Nanotechnology turns heat on tumors in mice

Carrie Peyton Dahlberg

SACRAMENTO, Calif. (MCT) — In a small lab tucked behind brick and glass near central Sacramento, Dr. Sally DeNardo is enlisting magnets, molecules and mice in the fight against breast cancer.

For the past four years, using increasingly potent little clusters of iron and antibodies, DeNardo has been testing a treatment to latch tiny metal fragments onto a tumor, then basically cook it to death.

The work has stopped tumor growth in some mice and slowed the cancer in others.

The treatment might be ready for very preliminary testing in humans in as little as two years, said DeNardo, a University of California-Davis professor of oncology and nuclear medicine. It’s too early to predict, though, when or whether the approach could take its place as one more weapon against a disease that has proved far wilier than doctors once hoped.

Researchers have learned from bitter experience that they can cure cancer repeatedly in mice, only to see the same therapies fall short in humans.

Yet DeNardo, lively and determined, remains endlessly hopeful, buoyed by the surge of enthusiasm that has infused nanomedicine, the growing ability to create and manipulate on the “nano” scale – one-billionth of a meter.

The National Cancer Institute sees so much promise that it is spending $144 million over five years for eight special centers, including three in California, to explore how nanotechnology can detect, monitor and treat cancer.

“It’s a very new and exciting and promising direction,” said Sadik Esener, an engineering professor who directs the National Cancer Institute-funded cancer nanotech center at the University of California-San Diego. Other California centers are based at Stanford and the California Institute of Technology.

On this front of the cancer war, doctors, materials scientists, physicists and others are teaming up to create tiny structures that can prowl within the body. Some particles can be used to make better pictures of tumors, while others can shed light on how cancer grows and changes, or perhaps one day will carry drugs directly to cancer cells.

By working on such a minute scale, scientists hope to achieve lethal precision, delivering a killing blow to cancer while sparing healthy tissue.

The University of California-Davis team headed by DeNardo, working with Boston-based Triton BioSystems, is using special antibodies to steer iron oxide nanoparticles to breast cancer tumors. Once the particles have latched onto their target, the team bombards the tumor with alternating magnetic pulses. In this rapid flux, the bits of metal repeatedly switch magnetic poles so fast that they heat up.

One of the beauties of the system, said DeNardo, is that it’s been coupled with radioactive particles, which don’t treat the cancer itself but instead let doctors track what’s going on within the body. That should help calibrate doses and create treatment plans.

Later this month, DeNardo’s team plans to work with a new iron oxide particle that generates more heat from magnetic fluctuations, raising hopes for greater tumor-killing power.

The better particle exists because of strides in nanoscience, DeNardo said, but it also will set researchers back, because they want to see how it performs before moving toward doing any studies in people.

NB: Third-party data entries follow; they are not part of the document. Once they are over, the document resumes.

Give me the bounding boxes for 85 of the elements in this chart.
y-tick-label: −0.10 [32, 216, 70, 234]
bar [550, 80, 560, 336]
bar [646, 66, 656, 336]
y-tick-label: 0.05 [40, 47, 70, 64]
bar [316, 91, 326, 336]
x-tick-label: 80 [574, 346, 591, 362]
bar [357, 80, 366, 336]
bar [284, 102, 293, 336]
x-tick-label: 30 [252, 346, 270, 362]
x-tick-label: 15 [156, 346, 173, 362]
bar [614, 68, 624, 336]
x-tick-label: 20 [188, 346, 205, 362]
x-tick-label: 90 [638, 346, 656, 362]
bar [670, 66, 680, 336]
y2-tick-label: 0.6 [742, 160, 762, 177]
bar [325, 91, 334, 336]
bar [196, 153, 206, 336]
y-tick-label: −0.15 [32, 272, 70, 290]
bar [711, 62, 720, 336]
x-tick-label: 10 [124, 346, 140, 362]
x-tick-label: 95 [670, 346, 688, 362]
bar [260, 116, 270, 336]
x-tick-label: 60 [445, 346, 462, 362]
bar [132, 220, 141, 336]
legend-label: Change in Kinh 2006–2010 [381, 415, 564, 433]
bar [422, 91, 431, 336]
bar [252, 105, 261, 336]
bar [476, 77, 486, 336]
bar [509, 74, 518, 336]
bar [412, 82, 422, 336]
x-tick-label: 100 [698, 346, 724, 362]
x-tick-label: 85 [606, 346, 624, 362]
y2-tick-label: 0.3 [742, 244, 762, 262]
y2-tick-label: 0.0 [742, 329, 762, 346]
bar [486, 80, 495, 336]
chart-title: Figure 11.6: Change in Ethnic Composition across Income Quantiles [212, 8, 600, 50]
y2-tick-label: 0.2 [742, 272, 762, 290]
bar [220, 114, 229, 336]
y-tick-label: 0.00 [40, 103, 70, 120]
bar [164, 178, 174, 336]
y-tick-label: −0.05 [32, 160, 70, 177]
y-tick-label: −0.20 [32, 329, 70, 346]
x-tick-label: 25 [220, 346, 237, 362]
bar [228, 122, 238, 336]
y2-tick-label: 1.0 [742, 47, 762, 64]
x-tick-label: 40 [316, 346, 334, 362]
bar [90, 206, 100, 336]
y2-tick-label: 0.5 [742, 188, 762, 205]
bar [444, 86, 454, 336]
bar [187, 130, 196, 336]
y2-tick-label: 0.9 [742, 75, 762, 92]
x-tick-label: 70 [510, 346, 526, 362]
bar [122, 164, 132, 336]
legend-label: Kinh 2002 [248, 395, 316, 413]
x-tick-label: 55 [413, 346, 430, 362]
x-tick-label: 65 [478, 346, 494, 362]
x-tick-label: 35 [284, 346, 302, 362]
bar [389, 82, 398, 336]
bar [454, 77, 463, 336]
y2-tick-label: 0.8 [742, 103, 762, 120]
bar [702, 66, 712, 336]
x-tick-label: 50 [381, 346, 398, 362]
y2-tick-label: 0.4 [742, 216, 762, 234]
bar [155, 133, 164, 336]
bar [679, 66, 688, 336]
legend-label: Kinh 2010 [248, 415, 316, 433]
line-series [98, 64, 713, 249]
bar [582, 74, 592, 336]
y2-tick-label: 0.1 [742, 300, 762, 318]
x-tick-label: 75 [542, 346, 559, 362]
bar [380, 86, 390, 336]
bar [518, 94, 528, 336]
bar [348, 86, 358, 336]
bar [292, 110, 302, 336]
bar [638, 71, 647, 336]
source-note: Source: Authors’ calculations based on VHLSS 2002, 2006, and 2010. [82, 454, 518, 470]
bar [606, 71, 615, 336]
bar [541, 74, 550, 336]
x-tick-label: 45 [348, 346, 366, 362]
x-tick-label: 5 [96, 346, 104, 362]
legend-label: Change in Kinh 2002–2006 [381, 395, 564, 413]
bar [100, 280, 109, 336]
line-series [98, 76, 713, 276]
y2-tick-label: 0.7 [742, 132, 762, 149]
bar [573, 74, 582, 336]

“It’s an art form, I guess, not necessarily science, as to when it’s time to go into human study,” she said. “Sometime along the line you have to say this is good enough and we can’t wait forever.”

Right now, though, the time for human subjects hasn’t arrived.

Instead the group is working with perky, hairless mice whose immune systems aren’t very good at repelling foreign tissue, and whose personalities incline toward a gentle curiosity.

“If they haven’t bit me yet, they’re nice,” said DeNardo as one of her test subjects crawled into the treatment coils that will be used for the next round of testing.

Such mice have been tumor hosts of choice for decades, because a few human cancer cells can be injected under their skin, to grow vigorously into little pink lumps, easily accessible for testing.

The University of California-Davis team is not alone in harnessing nanotechnology to try to heat tumors in mice.

Researchers at Rice University have used gold nanoshells, designed to respond to specific wavelengths of light, to deliver heat to tumors when exposed to near-infrared light.

“There have been many, many experiments trying to cure cancer using magnetic particles” or other nanoparticles and heat, said Sungho Jin, a material science professor at the University of California-San Diego.

Yet with federal funds pouring into nanotech and biotech, Jin said, more work also needs to be done on potential risks. Jin, who co-authored a recent paper looking at potential negative impacts of iron oxide particles on nerve cells, said creating the right particle coatings will be crucial for safety.

As researchers probe nanotechnology’s promise, said San Diego’s Esener, doors could open to many new ways to stop tumors in their tracks, either shutting down their growth or short-circuiting their spread.

So far, those are dreams, not realities, he said, stressing that the field is so young he can’t even begin to guess at a time frame for significant results.